Thailand certainly has its own way of doing things, and its own special hospitality.
And as far as I could tell, there is a general feeling of optimism among the region’s poultry producers and a desire to improve an industry that is already on a firmly upward trend - across both meat and egg production.
This was not only evidenced by strong attendance at the WATT Global Media seminar Global Poultry Trends – Effect on the South East Asian Market, but also by the host of new exhibitors and the near impossibility, at times, of entering certain stands – frustrating for me but good news for the exhibitors and indicative of the desire to learn and invest in improving chicken and egg production.
And when I could eventually gain the attention of those that I wanted to speak to, it was a similar story time and time again.
While nobody is forecasting the growth that was previously expected, Asia is forecast to be the driver where many companies are concerned, and the region is expected to outperform other poultry and egg markets for several years ahead.
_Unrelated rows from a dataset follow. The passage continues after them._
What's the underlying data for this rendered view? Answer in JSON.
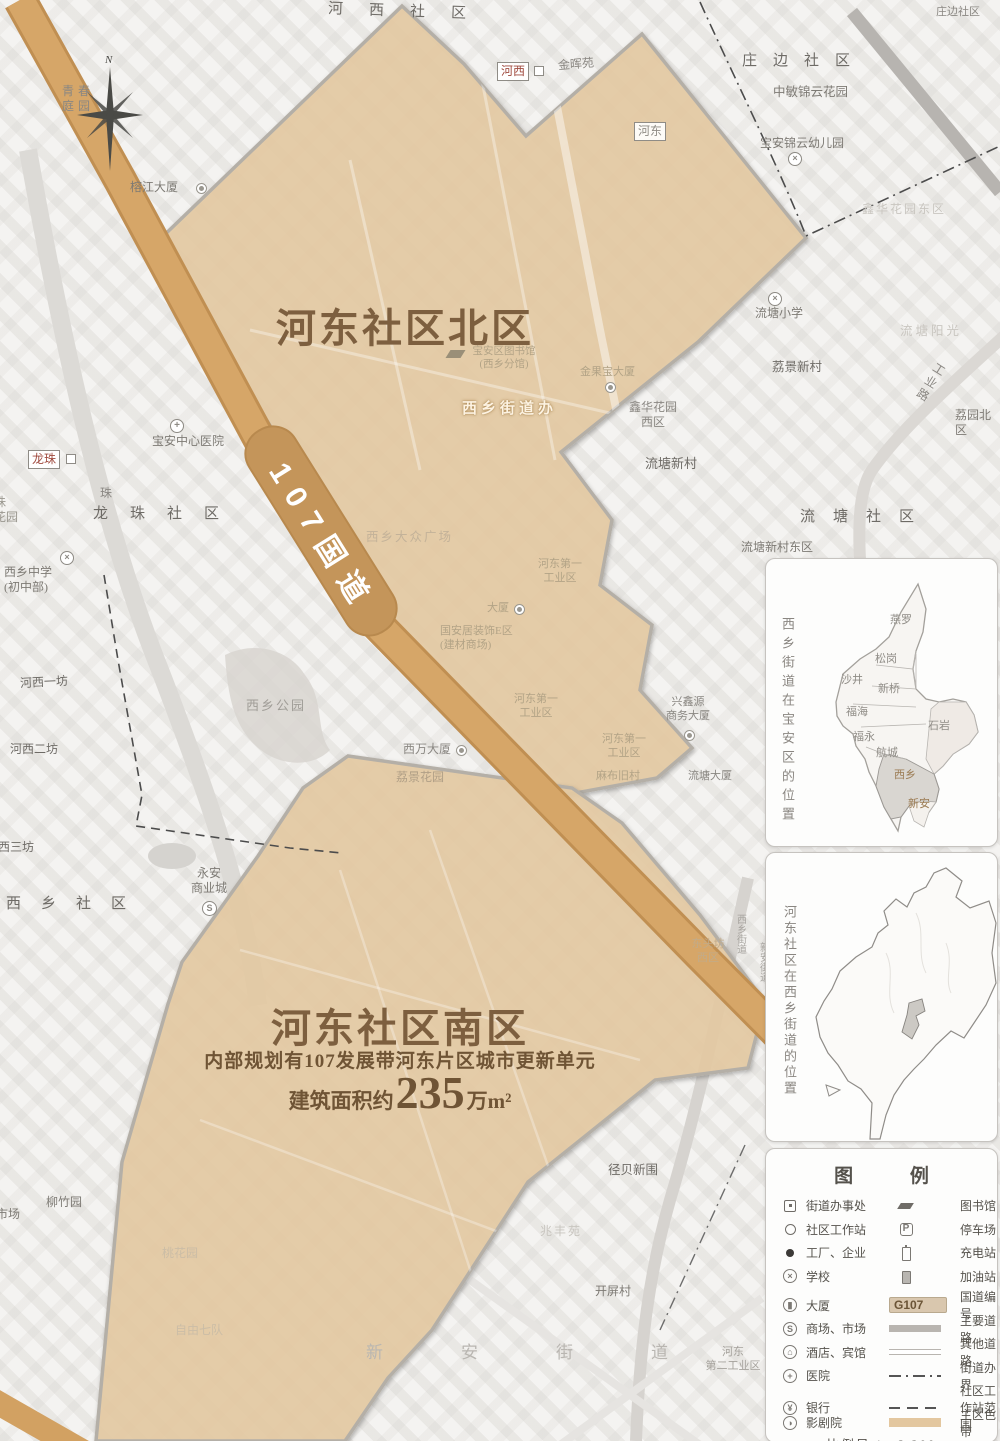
{
  "map": {
    "road_badge": "107国道",
    "compass_n": "N",
    "region_north": {
      "title": "河东社区北区"
    },
    "region_south": {
      "title": "河东社区南区",
      "subtitle": "内部规划有107发展带河东片区城市更新单元",
      "area_prefix": "建筑面积约",
      "area_value": "235",
      "area_suffix": "万m²"
    },
    "colors": {
      "zone_fill": "#e6cba4",
      "road_107": "#d2a162",
      "title_brown": "#7d5f3f"
    },
    "labels": {
      "hexi_shequ": "河西社区",
      "hexi_box": "河西",
      "jinhuiyuan": "金晖苑",
      "zhuangbian": "庄边社区",
      "zhuangbian_corner": "庄边社区",
      "zhongmin": "中敏锦云花园",
      "baoan_kg": "宝安锦云幼儿园",
      "hedong_box": "河东",
      "xinhua_east": "鑫华花园东区",
      "qingchun": "青春\n庭园",
      "rongjiang": "榕江大厦",
      "longzhu_box": "龙珠",
      "hospital": "宝安中心医院",
      "longzhu_shequ": "龙珠社区",
      "zhu_char": "珠",
      "longzhu_garden": "珠\n花园",
      "xixiang_middle": "西乡中学\n(初中部)",
      "hexi_yifang": "河西一坊",
      "hexi_erfang": "河西二坊",
      "hexi_sanfang": "西三坊",
      "xixiang_shequ": "西乡社区",
      "xixiang_park": "西乡公园",
      "yongan": "永安\n商业城",
      "lijing_garden": "荔景花园",
      "ximan_dasha": "西万大厦",
      "jiedaoban": "西乡街道办",
      "library": "宝安区图书馆\n(西乡分馆)",
      "jinguobao": "金果宝大厦",
      "plaza": "西乡大众广场",
      "hedong1a": "河东第一\n工业区",
      "dasha": "大厦",
      "guoanju": "国安居装饰E区\n(建材商场)",
      "hedong1b": "河东第一\n工业区",
      "hedong1c": "河东第一\n工业区",
      "xingxinyuan": "兴鑫源\n商务大厦",
      "mabu": "麻布旧村",
      "liutang_dasha": "流塘大厦",
      "liutang_school": "流塘小学",
      "liutang_sun": "流塘阳光",
      "lijing_xincun": "荔景新村",
      "gongye_road": "工业路",
      "liyuan_north": "荔园北区",
      "liutang_xincun": "流塘新村",
      "liutang_shequ": "流塘社区",
      "liutang_east": "流塘新村东区",
      "xinhua_west": "鑫华花园\n西区",
      "liuzhuyuan": "柳竹园",
      "shichang": "市场",
      "jingbei": "径贝新围",
      "zhaofeng": "兆丰苑",
      "kaiping": "开屏村",
      "xinan_jiedao": "新安街道",
      "hedong2": "河东\n第二工业区",
      "taohuayuan": "桃花园",
      "ziyou": "自由七队",
      "dongtou_west": "东头坊\n西区",
      "xixiang_jiedao_v": "西乡街道",
      "xinan_jiedao_v": "新安街道"
    }
  },
  "insets": {
    "baoan": {
      "title": "西乡街道在宝安区的位置",
      "districts": [
        "燕罗",
        "松岗",
        "沙井",
        "新桥",
        "福海",
        "石岩",
        "福永",
        "航城",
        "西乡",
        "新安"
      ]
    },
    "xixiang": {
      "title": "河东社区在西乡街道的位置"
    }
  },
  "legend": {
    "title": "图 例",
    "left": [
      {
        "label": "街道办事处"
      },
      {
        "label": "社区工作站"
      },
      {
        "label": "工厂、企业"
      },
      {
        "label": "学校"
      },
      {
        "label": "大厦"
      },
      {
        "label": "商场、市场"
      },
      {
        "label": "酒店、宾馆"
      },
      {
        "label": "医院"
      },
      {
        "label": "银行"
      },
      {
        "label": "影剧院"
      }
    ],
    "right": [
      {
        "label": "图书馆"
      },
      {
        "label": "停车场"
      },
      {
        "label": "充电站"
      },
      {
        "label": "加油站"
      },
      {
        "label": "国道编号"
      },
      {
        "label": "主要道路"
      },
      {
        "label": "其他道路"
      },
      {
        "label": "街道办界"
      },
      {
        "label": "社区工作站范围"
      },
      {
        "label": "主区色带"
      }
    ],
    "g107": "G107",
    "scale": "比例尺 1：2 200"
  }
}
Consensus view across poultry, egg producers
While not in the mainstream poultry supply sector, one young and thrusting European company told me that, once it had established itself in its home market, it had ignored the rest of Europe and went straight to registering its products in Asia and looking for distributors. Already working in a handful of Asian countries, it came to VIV Asia in the hope of finding more as it believes the opportunities are simply too good to miss.
A similar story was told by a Taiwanese broiler producer. In a little over two decades, it has grown from being a startup to supplying a variety of poultry meat and day-old chicks not just at home but in a number of other Asian countries including some that are just about as far away from Taiwan as they can possibly be.
And what do these two companies expect in common? More of the same!Of course, the region is not without its problems and chicken meat is yet to play a major role in the diets of many of the region’s inhabitants, but these factors are not seen as stumbling blocks.